Phytic Acid, an Iron Chelator, Attenuates Pulmonary Inflammation and Fibrosis in Rats after Intratracheal Instillation of Asbestos

Abstract

Reactive oxygen species, especially iron-catalyzed hydroxyl radicals (·OH), are implicated in the pathogenesis of asbestos-induced pulmonary toxicity. We previously demonstrated that phytic acid, an iron chelator, reduces amosite asbestos-induced OH generation, DNA strand break formation, and injury to cultured pulmonary epithelial cells (268 [1995, Am. J. Physiol. (Lung Cell. Mol. Physiol.) 12: L471-480]). To determine whether phytic acid diminishes pulmonary inflammation and fibrosis in rats after a single intratracheal (it) instillation of amosite asbestos, Sprague-Dawley rats were given either saline (1 ml), amosite asbestos (5 mg; 1 ml saline), or amosite treated with phytic acid (500 μM) for 24 hr and then instilled.

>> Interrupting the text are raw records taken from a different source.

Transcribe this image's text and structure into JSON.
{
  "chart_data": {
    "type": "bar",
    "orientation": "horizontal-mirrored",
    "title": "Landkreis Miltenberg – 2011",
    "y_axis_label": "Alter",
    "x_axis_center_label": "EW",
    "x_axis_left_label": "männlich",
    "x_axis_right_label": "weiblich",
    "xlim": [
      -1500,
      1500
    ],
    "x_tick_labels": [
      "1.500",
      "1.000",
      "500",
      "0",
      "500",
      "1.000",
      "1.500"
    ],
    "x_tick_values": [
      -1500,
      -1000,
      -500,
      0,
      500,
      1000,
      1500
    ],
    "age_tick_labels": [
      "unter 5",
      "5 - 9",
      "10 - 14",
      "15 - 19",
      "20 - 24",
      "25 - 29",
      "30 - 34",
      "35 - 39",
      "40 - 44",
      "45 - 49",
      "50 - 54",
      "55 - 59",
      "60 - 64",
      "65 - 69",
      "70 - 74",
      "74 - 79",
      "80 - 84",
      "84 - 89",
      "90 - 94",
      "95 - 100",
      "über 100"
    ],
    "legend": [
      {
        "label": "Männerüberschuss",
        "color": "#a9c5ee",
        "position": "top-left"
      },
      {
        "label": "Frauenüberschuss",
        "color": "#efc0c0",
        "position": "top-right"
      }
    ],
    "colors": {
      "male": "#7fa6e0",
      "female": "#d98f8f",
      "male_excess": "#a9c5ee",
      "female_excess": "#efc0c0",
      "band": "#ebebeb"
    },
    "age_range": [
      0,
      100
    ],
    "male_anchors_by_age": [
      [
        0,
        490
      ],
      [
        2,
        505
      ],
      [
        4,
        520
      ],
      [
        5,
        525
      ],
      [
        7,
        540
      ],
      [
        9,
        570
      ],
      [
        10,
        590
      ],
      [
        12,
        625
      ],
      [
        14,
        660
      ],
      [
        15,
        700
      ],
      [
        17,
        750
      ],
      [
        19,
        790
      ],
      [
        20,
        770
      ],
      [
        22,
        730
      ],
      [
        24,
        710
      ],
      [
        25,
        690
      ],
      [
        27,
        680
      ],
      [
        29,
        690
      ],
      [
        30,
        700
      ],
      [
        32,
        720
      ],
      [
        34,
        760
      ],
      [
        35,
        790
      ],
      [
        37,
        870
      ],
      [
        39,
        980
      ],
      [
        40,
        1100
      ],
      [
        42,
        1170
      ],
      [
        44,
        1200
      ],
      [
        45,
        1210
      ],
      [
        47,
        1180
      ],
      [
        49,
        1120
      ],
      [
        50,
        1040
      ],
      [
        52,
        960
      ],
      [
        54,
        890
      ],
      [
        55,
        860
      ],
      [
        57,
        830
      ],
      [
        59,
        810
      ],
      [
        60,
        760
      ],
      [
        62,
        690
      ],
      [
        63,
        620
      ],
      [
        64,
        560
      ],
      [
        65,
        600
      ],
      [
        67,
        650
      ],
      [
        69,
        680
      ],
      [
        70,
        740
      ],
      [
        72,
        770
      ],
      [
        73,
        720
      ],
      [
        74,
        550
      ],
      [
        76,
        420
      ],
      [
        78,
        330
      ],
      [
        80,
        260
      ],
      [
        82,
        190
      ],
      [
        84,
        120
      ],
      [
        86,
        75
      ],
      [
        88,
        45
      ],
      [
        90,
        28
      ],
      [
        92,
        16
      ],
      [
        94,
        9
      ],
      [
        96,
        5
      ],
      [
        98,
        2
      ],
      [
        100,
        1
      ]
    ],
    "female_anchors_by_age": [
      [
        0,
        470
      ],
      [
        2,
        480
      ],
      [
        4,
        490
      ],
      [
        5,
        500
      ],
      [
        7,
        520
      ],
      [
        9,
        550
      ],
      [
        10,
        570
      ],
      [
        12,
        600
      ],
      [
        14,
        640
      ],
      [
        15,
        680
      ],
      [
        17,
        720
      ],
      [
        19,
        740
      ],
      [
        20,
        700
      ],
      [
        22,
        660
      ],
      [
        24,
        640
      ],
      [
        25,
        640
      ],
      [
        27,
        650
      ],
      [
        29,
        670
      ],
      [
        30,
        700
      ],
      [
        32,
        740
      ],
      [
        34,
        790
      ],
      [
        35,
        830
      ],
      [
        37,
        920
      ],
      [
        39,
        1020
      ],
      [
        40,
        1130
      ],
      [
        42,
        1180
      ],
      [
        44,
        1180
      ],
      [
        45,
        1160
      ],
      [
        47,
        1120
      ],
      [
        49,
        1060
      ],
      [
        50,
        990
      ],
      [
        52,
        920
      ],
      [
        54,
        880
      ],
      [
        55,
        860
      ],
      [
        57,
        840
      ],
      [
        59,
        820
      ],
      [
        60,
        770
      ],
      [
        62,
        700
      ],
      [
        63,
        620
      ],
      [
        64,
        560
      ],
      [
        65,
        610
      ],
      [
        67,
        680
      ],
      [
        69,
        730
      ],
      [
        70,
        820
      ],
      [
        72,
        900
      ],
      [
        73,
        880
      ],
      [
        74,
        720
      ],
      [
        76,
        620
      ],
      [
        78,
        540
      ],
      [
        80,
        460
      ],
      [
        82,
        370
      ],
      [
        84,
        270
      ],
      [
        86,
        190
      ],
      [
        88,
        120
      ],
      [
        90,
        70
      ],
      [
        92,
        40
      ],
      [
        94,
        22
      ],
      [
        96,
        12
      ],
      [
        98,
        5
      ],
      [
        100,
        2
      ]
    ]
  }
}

At various times after asbestos exposure, the rats were euthanized and the lungs were lavaged and examined histologically. A fibrosis score was determined from trichrome-stained specimens. As compared to controls, asbestos elicited a significant pulmonary inflammatory response, as evidenced by an increase (∼ 2-fold) in bronchoalveolar lavage (BAL) cell counts at 1 wk and the percentage of BAL neutrophils (PMNs) and giant cells at 2 wk (0.1 vs 6.5% and 1.3 vs 6.1%, respectively; p < 0.05). Asbestos significantly increased the fibrosis score at 2 wk (0 ± 0 vs 5 ± 1; p < 0.05). The inflammatory and fibrotic changes were, as expected, observed in the respiratory bronchioles and terminal alveolar duct bifurcations. The increased percentage of BAL PMNs and giant cells persisted at 4 wk, as did the fibrotic changes. Compared to asbestos alone, phytic acid-treated asbestos elicited significantly less BAL PMNs (6.5 vs 1.0%; p < 0.05) and giant cells (6.1 vs 0.2%; p < 0.05) and caused significantly less fibrosis (5 vs 0.8; p < 0.05) 2 wk after exposure. We conclude that asbestos causes pulmonary inflammation and fibrosis in rats after it instillation and that phytic acid reduces these effects. These data support the role of iron-catalyzed free radicals in causing pulmonary toxicity from asbestos in vivo.